Back in 2005 we were still putting smiling photos on our holiday cards and we still had a tiny bit of free time even with three kids age 5 and under, one of whom was a newborn and another had just been diagnosed with Autism. But come September of that year things really started to hit the fan. In 2004 when our son was diagnosed with Autism and as devastating as that diagnosis was, we thought for sure we had it under control. It was our older daughter who was the mixed bag of anxiety and emotions heading in to kindergarten, though her “crazy” behavior had started years earlier. The preschool teacher had seen the signs but never went as far as to interpret them for us. We do not think she would have called it PANDAS. At that point, I hadn’t even heard the term yet. Fortunately her Kindergarten teacher, who as a PhD in Early Childhood Education, noticed her behaviors insisted there was something wrong – really wrong but did not make a connection to PANDAS.
We took her to several pediatricians and developmental specialists who insisted that her behavior was a response to her younger sister’s birth or her brother’s autism. It was in the course of confirming a piece of information about Autism for my son that we stumbled on the term PANDAS. In its nascent stages of development PANDAS was very new as was the criteria for PANDAS as defined at the time. Our daughter was too young for the criteria, she had too few of the symptoms, she was not anxious enough to have PANDAS were some of the things I heard from the nice people. The not-nice people would not even discuss it.
By stroke of luck I had the baby in for a checkup at the pediatrician and she happened to be seen by an elderly semi-retired doctor in the practice. At the end of the exam he asked if there was anything else I needed, I took the opening and asked about PANDAS for my older daughter. By that time, honestly, I was willing to chat up anyone. This wonderful older doctor saw her a few days later. We talked all about PANDAS; he gave me instructions, 2 months’ worth of antibiotics and sent me off telling me that the invoice would only read ‘Anxiety’ not as a favor but because the practice was not allowed to code PANDAS. He said they could not support PANDAS in a pediatric practice. He also told me, I’d have to go out of state to find a practice for further care. He offered no more help and no other names or advice.
Fortunately our son’s private teacher provided the next clue. She had had several kids from lower Westchester seek out an integrative medical practice in Connecticut with promising results in many cases. That was our next step; it was a big one emotionally and financially. We are very grateful to have been given the direction we needed. It was not an easy direction and still is not to this day.
The two older kids got IVIG treatments covered by insurance for two and a half years. In the end our older daughter benefited greatly and is on the road too managed recovery. Our son’s body did not hold on to his gains from the IVIG but it helped while he was repeating courses of IVIG. When he went off IVIG, he went on different protocols that still need to be changed occasionally.
Our baby is now 10. When she was in preschool we watched her like a hawk. In Kindergarten as soon as we saw signs of PANDAS we sought treatment and because her older siblings had undergone extensive therapies and our practitioners knew our family history. At age 4 ¾, as soon as she began exhibiting PANDAS symptoms, she was treated right away without having to endure a “wait and see” approach.

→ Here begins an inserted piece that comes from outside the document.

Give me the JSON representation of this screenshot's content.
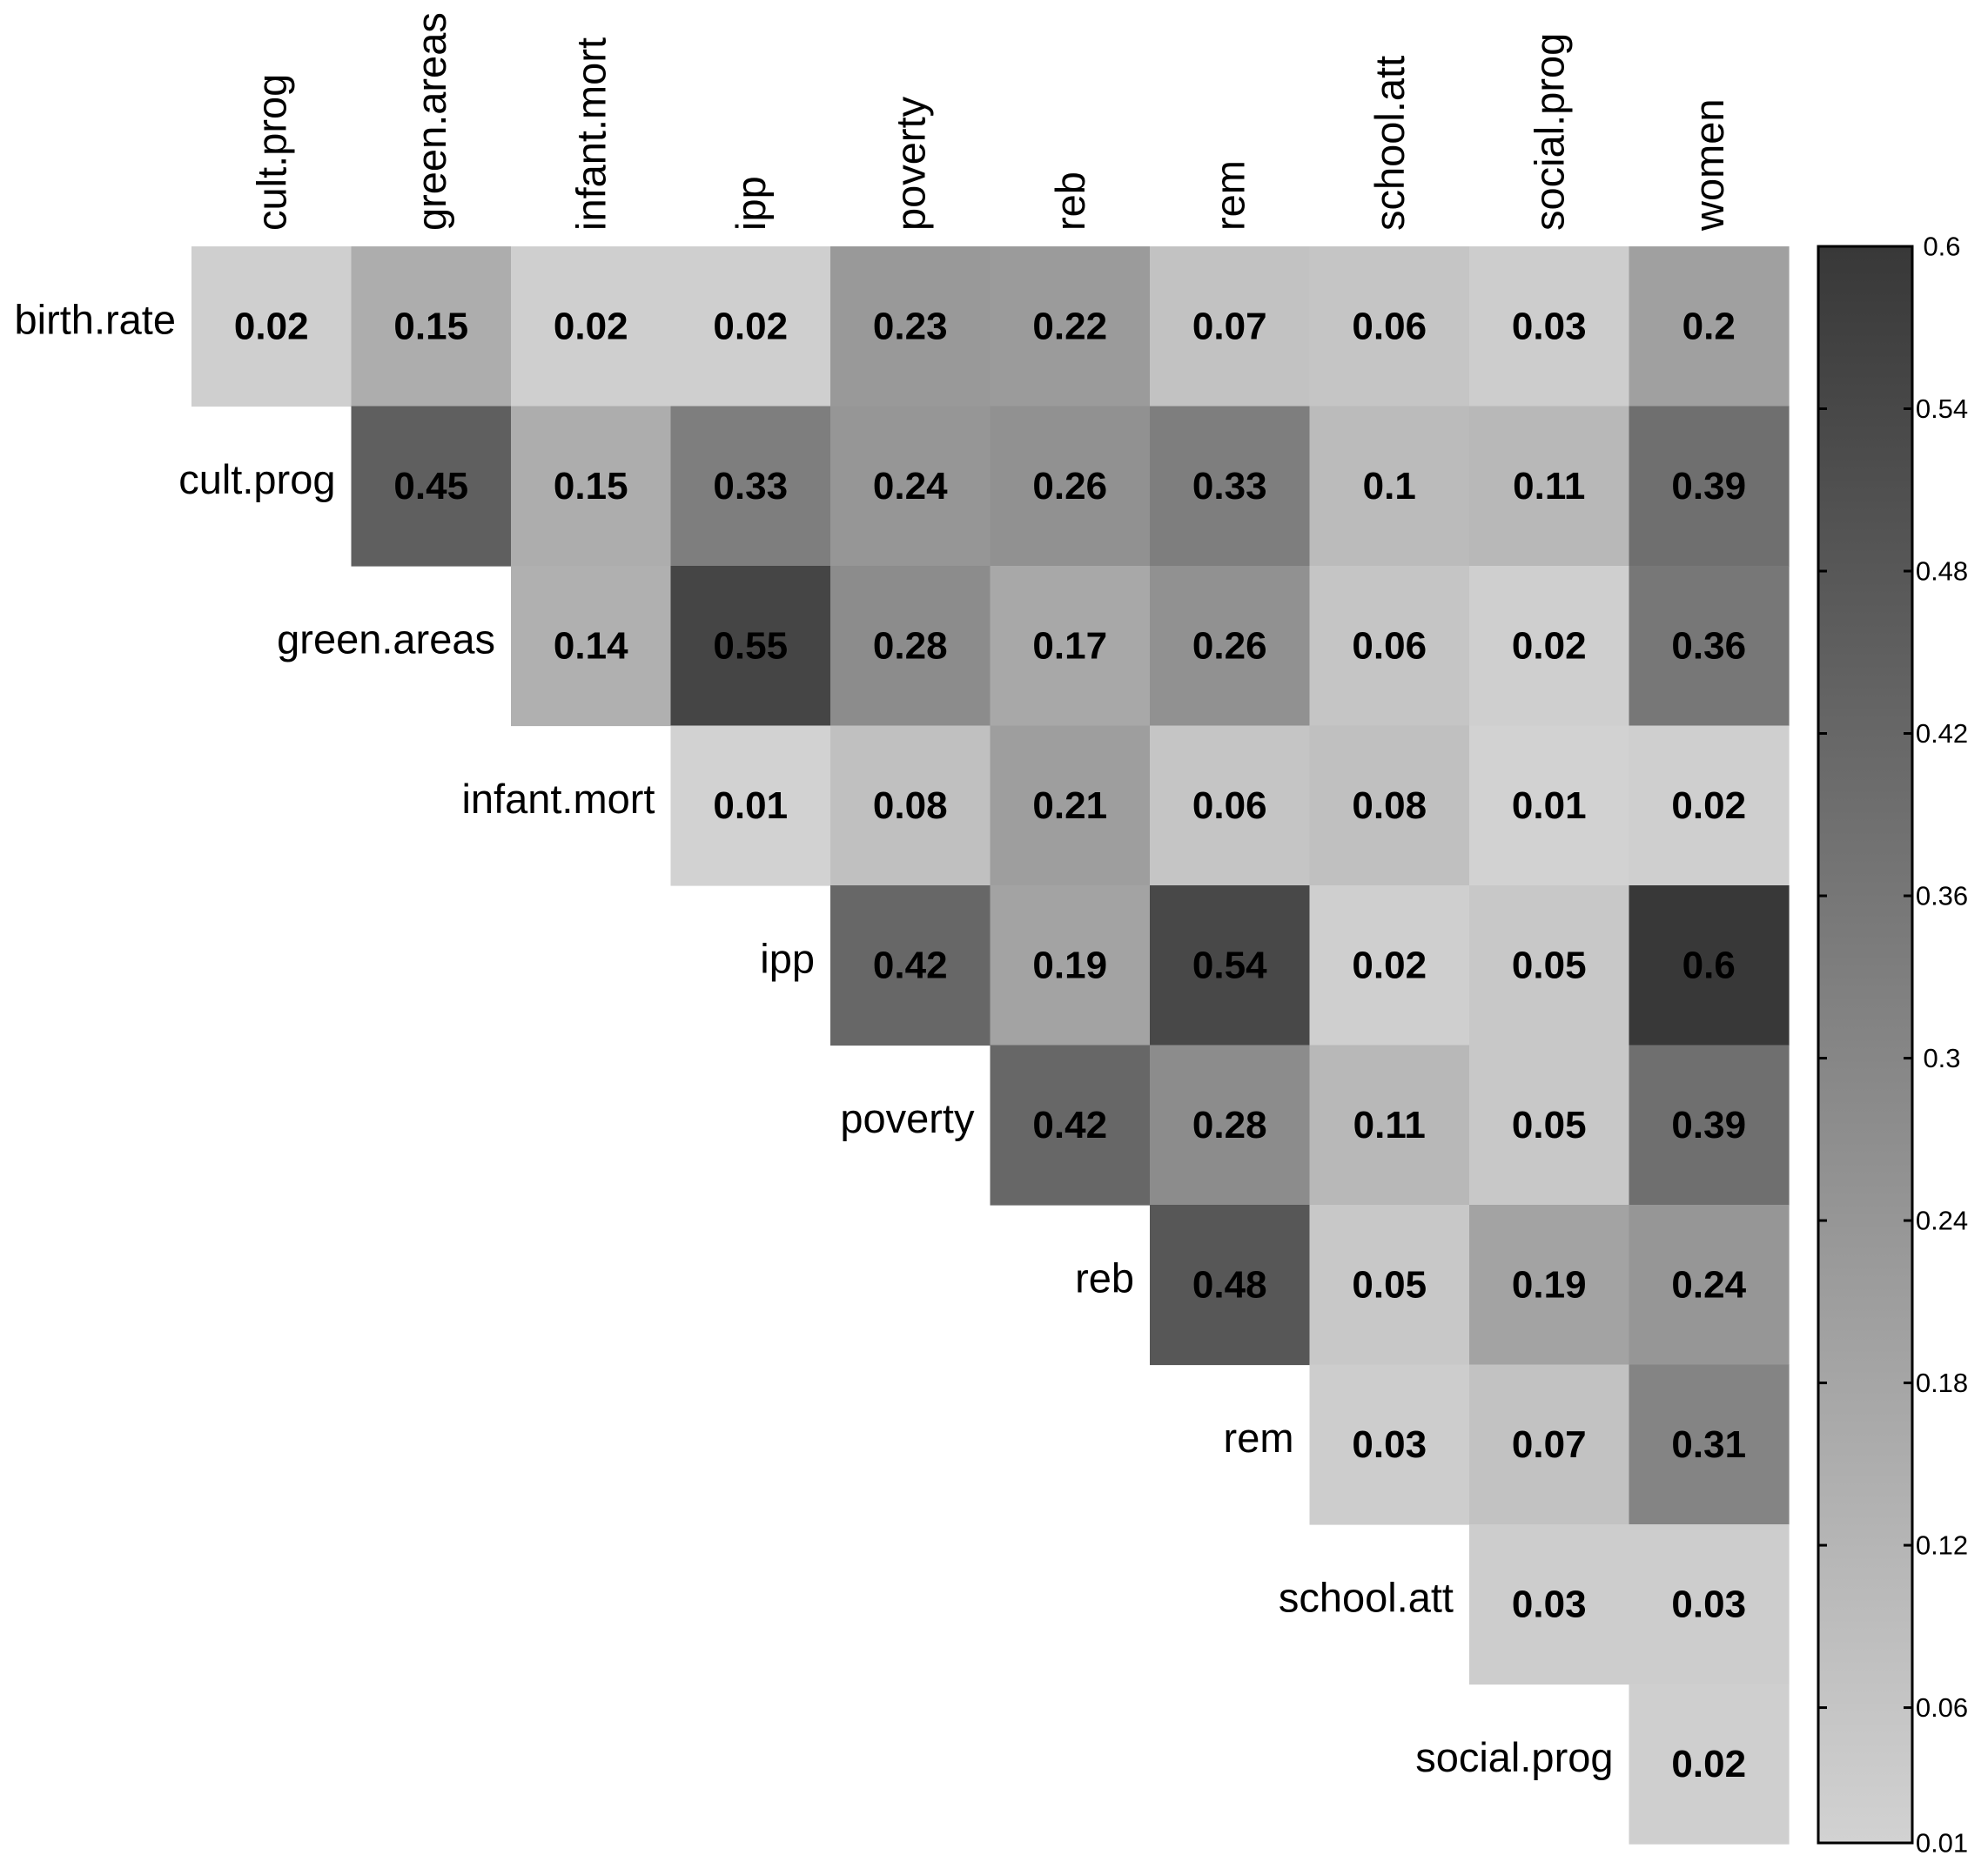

Her siblings age 13 and 15 now still have their ups and downs with PANDAS, they still get treatment on an as needed basis.
Our son with Autism, now age 13, still struggles with symptoms of PANDAS, Autism and food allergies. We are lucky to have caught his PANDAS relatively early. The earlier the better it seems.
Our oldest daughter who originally drove her preschool and Kindergartens teachers a bit crazy is now days an amazing student, artist and writer. She also seems to have reconciled what she used to call “The loss of 6 years of writing ability, and friend ships” into a stepping-stone and is building her future.
We hope to God that your journey is made quicker and easier having read this information. Best wishes on your journey.